These results are significant when considering that clinically, all recurrent ovarian cancers will eventu ally be platinum resistant. Cabozantinib cancer Interestingly, BT IC50 values observed for various ovarian cancer cell lines are signifi cantly below the clinically tolerable doses of BT for humans. In several published studies, chronic BT dosing up to 50 mg kg every other day was well tolerated with the 40 mg kg dose level best tolerated. Fifty mg kg in three divided alternate daily doses for 5 days will main tain serum levels of BT in the range of 140 to 550 uM in rabbits, dogs and humans. Based on the fact that BT exerts similar cytotoxic effects on cisplatin sensitive and resistant ovarian cancer cell lines with clinically tolerable IC50 values, it is reasonable to speculate that BT may be useful in halting ovarian cancer cell growth irrespective of the sensitivity that cells may display to cisplatin, and this merits further exploration.

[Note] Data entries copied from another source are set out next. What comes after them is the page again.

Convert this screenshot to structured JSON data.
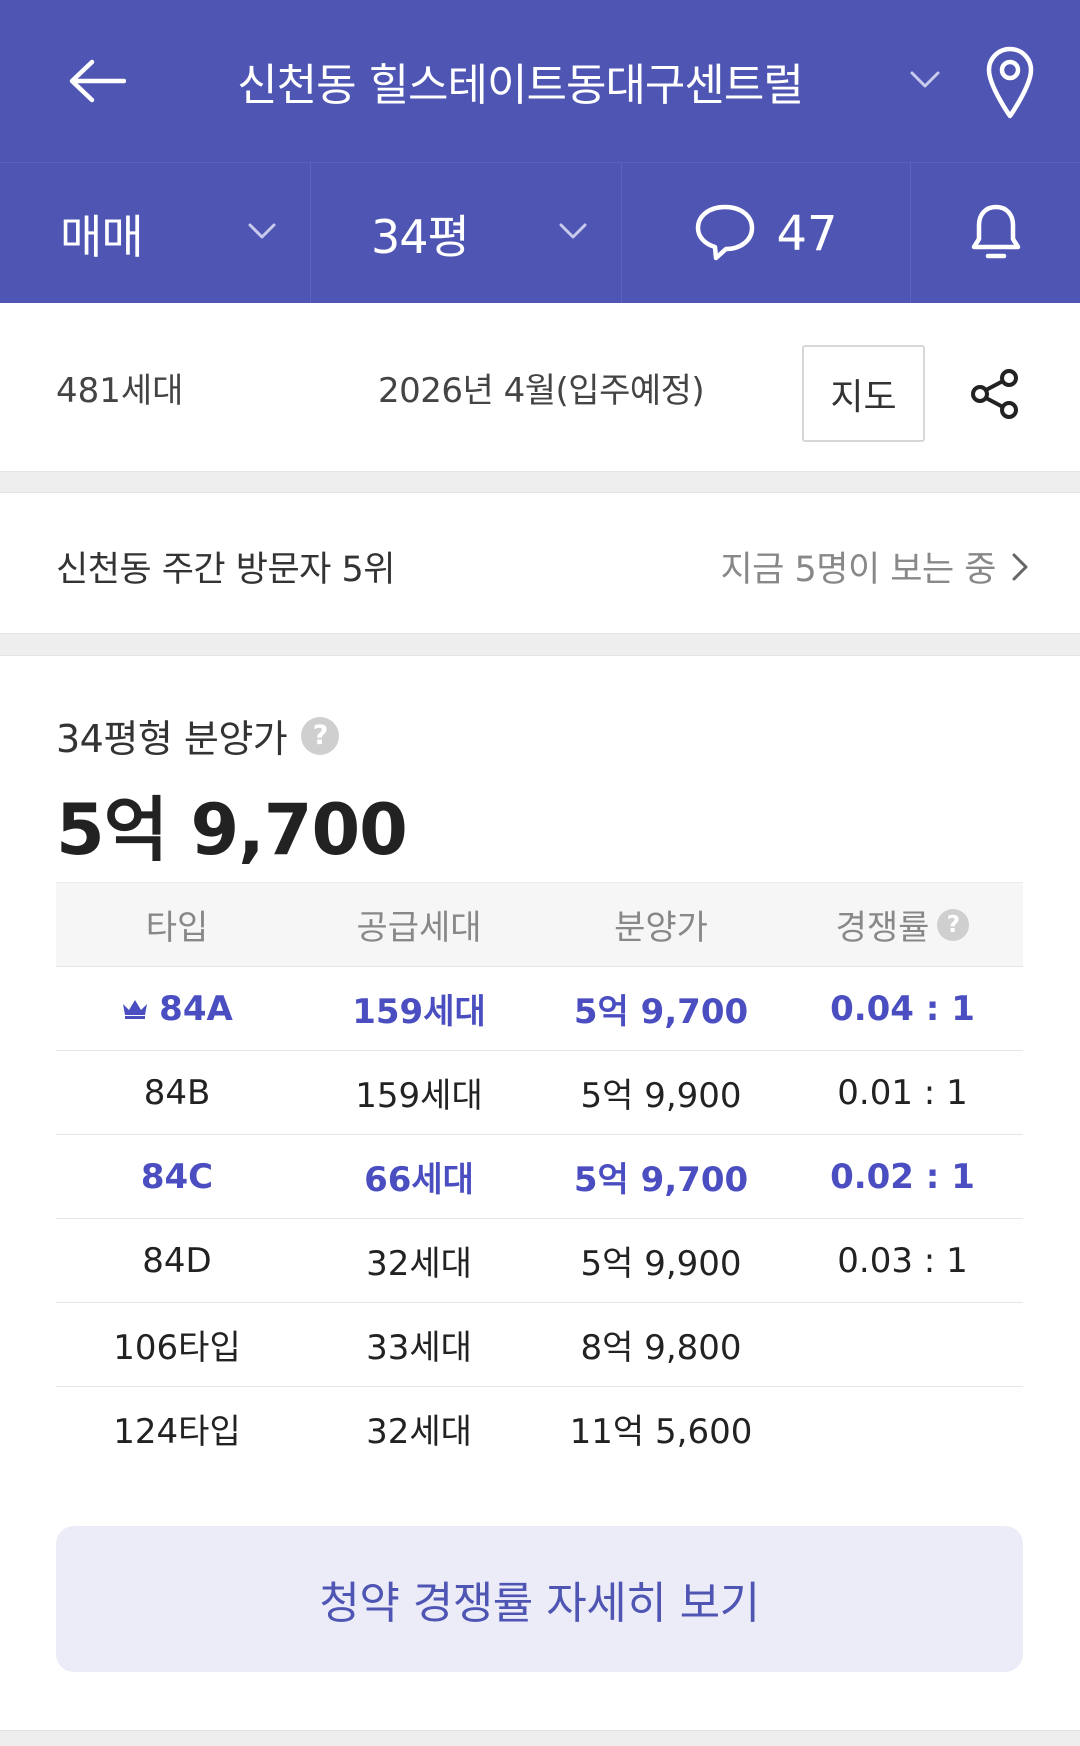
{
  "header": {
    "title": "신천동 힐스테이트동대구센트럴",
    "icons": {
      "back": "arrow-left-icon",
      "dropdown": "chevron-down-icon",
      "location": "map-pin-icon"
    }
  },
  "subbar": {
    "trade_type": "매매",
    "size": "34평",
    "comment_count": "47",
    "icons": {
      "comment": "speech-bubble-icon",
      "bell": "bell-icon"
    }
  },
  "info": {
    "households": "481세대",
    "move_in": "2026년 4월(입주예정)",
    "map_button": "지도",
    "share_icon": "share-icon"
  },
  "visitor": {
    "rank_text": "신천동 주간 방문자 5위",
    "viewers_text": "지금 5명이 보는 중"
  },
  "price": {
    "heading": "34평형 분양가",
    "help_glyph": "?",
    "value": "5억 9,700"
  },
  "table": {
    "headers": [
      "타입",
      "공급세대",
      "분양가",
      "경쟁률"
    ],
    "header_help_glyph": "?",
    "rows": [
      {
        "type": "84A",
        "supply": "159세대",
        "price": "5억 9,700",
        "ratio": "0.04 : 1",
        "highlight": true,
        "crown": true
      },
      {
        "type": "84B",
        "supply": "159세대",
        "price": "5억 9,900",
        "ratio": "0.01 : 1",
        "highlight": false,
        "crown": false
      },
      {
        "type": "84C",
        "supply": "66세대",
        "price": "5억 9,700",
        "ratio": "0.02 : 1",
        "highlight": true,
        "crown": false
      },
      {
        "type": "84D",
        "supply": "32세대",
        "price": "5억 9,900",
        "ratio": "0.03 : 1",
        "highlight": false,
        "crown": false
      },
      {
        "type": "106타입",
        "supply": "33세대",
        "price": "8억 9,800",
        "ratio": "",
        "highlight": false,
        "crown": false
      },
      {
        "type": "124타입",
        "supply": "32세대",
        "price": "11억 5,600",
        "ratio": "",
        "highlight": false,
        "crown": false
      }
    ]
  },
  "cta": {
    "label": "청약 경쟁률 자세히 보기"
  },
  "colors": {
    "brand": "#4f55b3",
    "highlight_text": "#4a4ec0",
    "cta_bg": "#ececf8"
  }
}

It is well known that invalid apoptosis pathway has often been one of the hallmarks of cancer cells and an important cause of resistance to cytotoxic agents. It is therefore es sential to focus on type of cell death induced by therapeutic agents. Ability to induce apoptosis is a critical factor for ef fective treatment against cancer. Previous reports show the inhibitory effect of BT on cervical cancer cell growth via induction of caspase 3 7 activity. Our results also indi cate that ovarian cancer cells undergo apoptosis upon BT treatment initially at lower concentrations.

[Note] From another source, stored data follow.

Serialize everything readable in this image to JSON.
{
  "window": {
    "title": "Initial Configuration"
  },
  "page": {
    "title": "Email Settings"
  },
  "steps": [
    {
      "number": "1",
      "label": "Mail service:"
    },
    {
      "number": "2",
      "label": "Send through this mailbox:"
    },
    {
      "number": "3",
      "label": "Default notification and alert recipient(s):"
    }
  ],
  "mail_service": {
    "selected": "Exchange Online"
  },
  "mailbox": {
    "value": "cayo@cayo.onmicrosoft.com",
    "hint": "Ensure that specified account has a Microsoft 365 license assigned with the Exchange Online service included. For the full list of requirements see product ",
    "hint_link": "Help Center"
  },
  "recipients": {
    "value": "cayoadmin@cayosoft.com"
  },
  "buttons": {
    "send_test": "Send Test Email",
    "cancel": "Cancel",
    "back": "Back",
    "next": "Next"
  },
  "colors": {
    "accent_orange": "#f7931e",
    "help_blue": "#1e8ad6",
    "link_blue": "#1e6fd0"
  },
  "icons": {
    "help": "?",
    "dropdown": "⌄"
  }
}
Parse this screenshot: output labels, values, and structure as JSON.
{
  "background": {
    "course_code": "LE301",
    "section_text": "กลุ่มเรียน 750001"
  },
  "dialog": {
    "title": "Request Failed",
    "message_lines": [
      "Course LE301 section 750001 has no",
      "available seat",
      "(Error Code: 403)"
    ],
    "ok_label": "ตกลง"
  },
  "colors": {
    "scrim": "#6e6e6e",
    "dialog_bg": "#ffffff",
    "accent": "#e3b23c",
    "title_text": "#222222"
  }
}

Hallmarks of apoptosis, such as nuclear condensation, DNA fragmenta tion, and loss of mitochondrial potential, were observed fur ther demonstrating that BT triggers apoptosis in ovarian cancer cells. However, at higher concentrations, no caspase activity was detected while LDH was detected, indicating that cells die via necrosis at higher concentrations. The abil ity of BT to induce cell death via apoptosis makes this drug a good candidate for the treatment of ovarian cancer. This study type 2 diabetes also demonstrates that BT induces apop tosis in ovarian cancer cells via activation of proteolytic effector caspases such as Caspase 3 and 7 and subse quent cleavage inactivation of PARP 1. Apoptosis is known to be mediated by two path ways, the extrinsic and the intrinsic. The majority of anticancer drugs induce apoptosis via the intrinsic. Mito chondria are considered to be both a source and a target of ROS. Although we did not focus on which apoptotic pathway was induced by BT, decreased mitochondrial transmembrane potential following BT treatment impli cates the intrinsic pathway. Disruption of mitochondrial potential can lead to oxidation of mito chondrial pores by ROS, resulting in release of cyto chrome C into the cytosol.